The speaker in the poem is “frying small circles of yellow squash in a
pan,” and listening to “Sinatra crooning from the other room.” The girl on the phone is sobbing and the
speaker says with tenderness, “go ahead,
every tear,” and “you loved him.” The poem’s title is the only place in which
where there is mention that the speaker’s father had just died. Although her father just died, she is
soothing a girl over the death of her dog and watching her own dog lying on the
back porch “in a thin river of moonlight.”

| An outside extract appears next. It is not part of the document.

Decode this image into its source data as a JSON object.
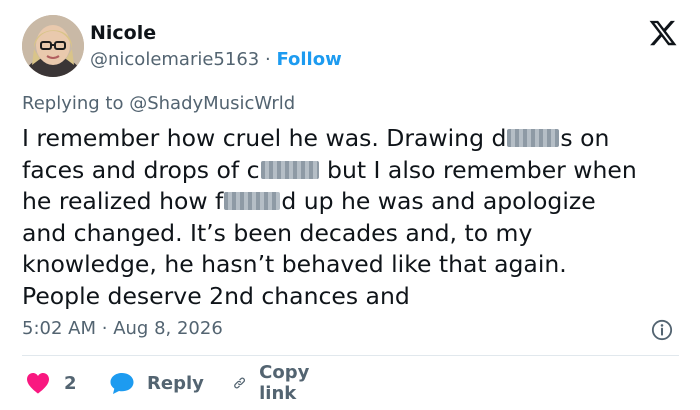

This poem is brimming with sadness and tenderness but is crafted in such
a powerful way that “[e]ven the moon weeps a path
across the lake.”
In another poem about the
relationship between father and child entitled “Forgiving My Father,” Zimmerman
employs the use of enjambment with such ease and careful craft. In the final stanza of this poem, the speaker
tells us “[w]hile our mother slept in a room with
curtains / drawn closed against the day our father took” and ends the line
there to say their father was a thief of daylight perhaps; but, the next lines
continue, “the sharpened clippers to the garage / and ran them over your head
until you looked like him.” This similar
use of enjambment is used in the poem entitled “In the Beginning of Dangerous”
as the speaker tells us:
The first time a man put his tongue
in my mouth
I was just twelve and he, at
nineteen, rode a motorcycle
and smelled like work and dirt and
beer and I felt
something fall down or maybe faint
inside
This fainting inside could be found
in the heart or perhaps the stomach, but we are left to wonder at the end of
this line until the poem continues with the next line:
my body somewhere under the breasts
The speaker has now told us the
place where this fainting occurs and it is under the breasts, but this image
does not stop here as we continue in the poem:
I was imagining into a lacy white
bra I might
have one day […]
In the poem’s aching last lines the
speaker tells us:
[…] I felt his jeans tight
under my palms, I was rising and
falling
and rising and falling and alive and
aware
nothing really hard or terrible had
happened to me yet.
The repetition of the word “and” as
well as of the phrase “rising and falling” gives rise to the powerful last line
of the poem and also prepares us for the beautiful final use of enjambment. As the speaker is experiencing her first
sexual encounter she is “rising and falling and alive and aware” and she is
also “aware [that] nothing really hard or terrible had happened to [her] yet.” Zimmerman’s use of enjambment here and
elsewhere in this collection is unparalleled to that of any other contemporary
poet.
Throughout this stunning collection
of poems we are shown grief and the human heart in it’s rawest forms; however,
we are shown this through quiet, tender, and beautiful images as the poet takes
us through the death of a friend’s son—his hair graying months afterward, “the
tree, the damp persistent wound, / the permanent bold of white in [his] hair, /
how it flowers in the dark.” Or the speaker
takes us through her grief with a sense of overcoming: “I did not hate the
people who harmed me. / I took that sorrow like grain / and ground it down /
under each weighted day / and made a loaf and let if rise / and let it rise /
into the heated hours.” We are also
shown the grief and fear of an abused woman in her house that “is a smudge, a
dark heartbeat / in the middle of the street, / guns shiny and asleep in the
bedroom, / every blinking red light on the tree / a tiny silent
ambulance.”
Readers of these poems will sigh
with heartbreak, sigh with relief, sigh with hope. No matter what the image, or the line, or the
emotion, readers will be left grasping for breath.